A second diamict covers a small area of land (~20 km2) north of Thule, near the Harald Moltke Brae outlet glacier. This diamict has a sandy matrix and contains numerous sharp-crested moraines. Sampled boulders from these moraine crests (n = 15) have 10Be ages that range from 12.2-28.6 ka. The age distribution is similar to that on the outlying landscape, with a young pair of samples with ages of 12.2 and 12.4 ka (n = 2) and a second more diffuse group with an average of 23.2 ka and a range of ages from 16.8-28.6 ka (n = 13).

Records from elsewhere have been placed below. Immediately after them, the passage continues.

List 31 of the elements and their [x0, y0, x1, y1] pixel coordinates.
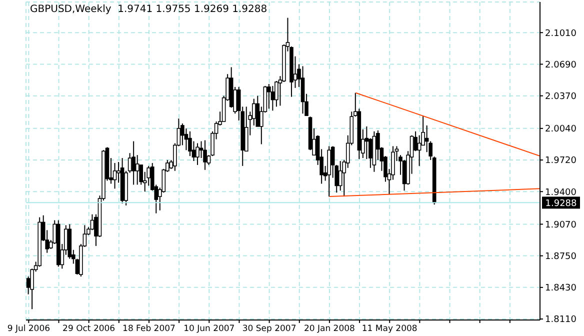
candlestick — [203, 140, 207, 170]
y-tick-label: 1.9720 — [545, 156, 577, 166]
candlestick — [417, 134, 422, 166]
x-tick-label: 29 Oct 2006 — [62, 324, 116, 334]
candlestick — [180, 122, 184, 146]
candlestick — [132, 140, 136, 186]
x-tick-label: 20 Jan 2008 — [304, 324, 355, 334]
candlestick — [112, 162, 117, 190]
ref-line-label: 1.9288 — [545, 199, 578, 210]
candlestick — [300, 66, 305, 114]
x-tick-label: 18 Feb 2007 — [122, 324, 176, 334]
candlestick — [135, 154, 140, 186]
x-tick-label: 11 May 2008 — [362, 324, 418, 334]
candlestick — [267, 83, 271, 110]
y-tick-label: 1.8750 — [545, 252, 577, 262]
x-tick-label: 30 Sep 2007 — [242, 324, 296, 334]
y-tick-label: 2.0040 — [545, 124, 577, 135]
y-tick-label: 1.8430 — [545, 284, 577, 294]
candlestick — [338, 160, 342, 192]
y-tick-label: 2.0690 — [545, 60, 577, 70]
candlestick — [270, 85, 275, 112]
candlestick — [188, 130, 192, 157]
y-tick-label: 1.9070 — [545, 220, 577, 230]
y-tick-label: 1.9400 — [545, 188, 577, 198]
chart-title: GBPUSD,Weekly 1.9741 1.9755 1.9269 1.9288 — [30, 4, 268, 15]
candlestick — [196, 142, 200, 166]
y-tick-label: 2.1010 — [545, 28, 577, 39]
x-tick-label: 9 Jul 2006 — [7, 324, 50, 334]
y-tick-label: 1.8110 — [545, 315, 577, 326]
x-tick-label: 10 Jun 2007 — [184, 324, 235, 334]
y-tick-label: 2.0370 — [545, 92, 577, 102]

The presence of young cosmogenic ages suggests that regional deglaciation of the Thule landscape occurred ~10.8 ka (the average age of the youngest boulders in the clay-rich diamict). This also serves as a maximum limit for the age of the subsequent re-advance that deposited the sandy diamict and moraines. The large number of boulder ages clustered in the ~20-30 ka range is consistent with cosmogenic nuclides inherited from prior periods of exposure due to the presence of weakly-erosive, cold-based ice that would have buried but not eroded the boulders. However, the clustering of the ages below 30 ka may reflect a systematic process that limits the inherited nuclides each boulder can carry. For example, the boulders may have been plucked from bedrock during a glacial period with warm-based, erosive ice and then reworked but not eroded during subsequent glacial periods with cold-based ice.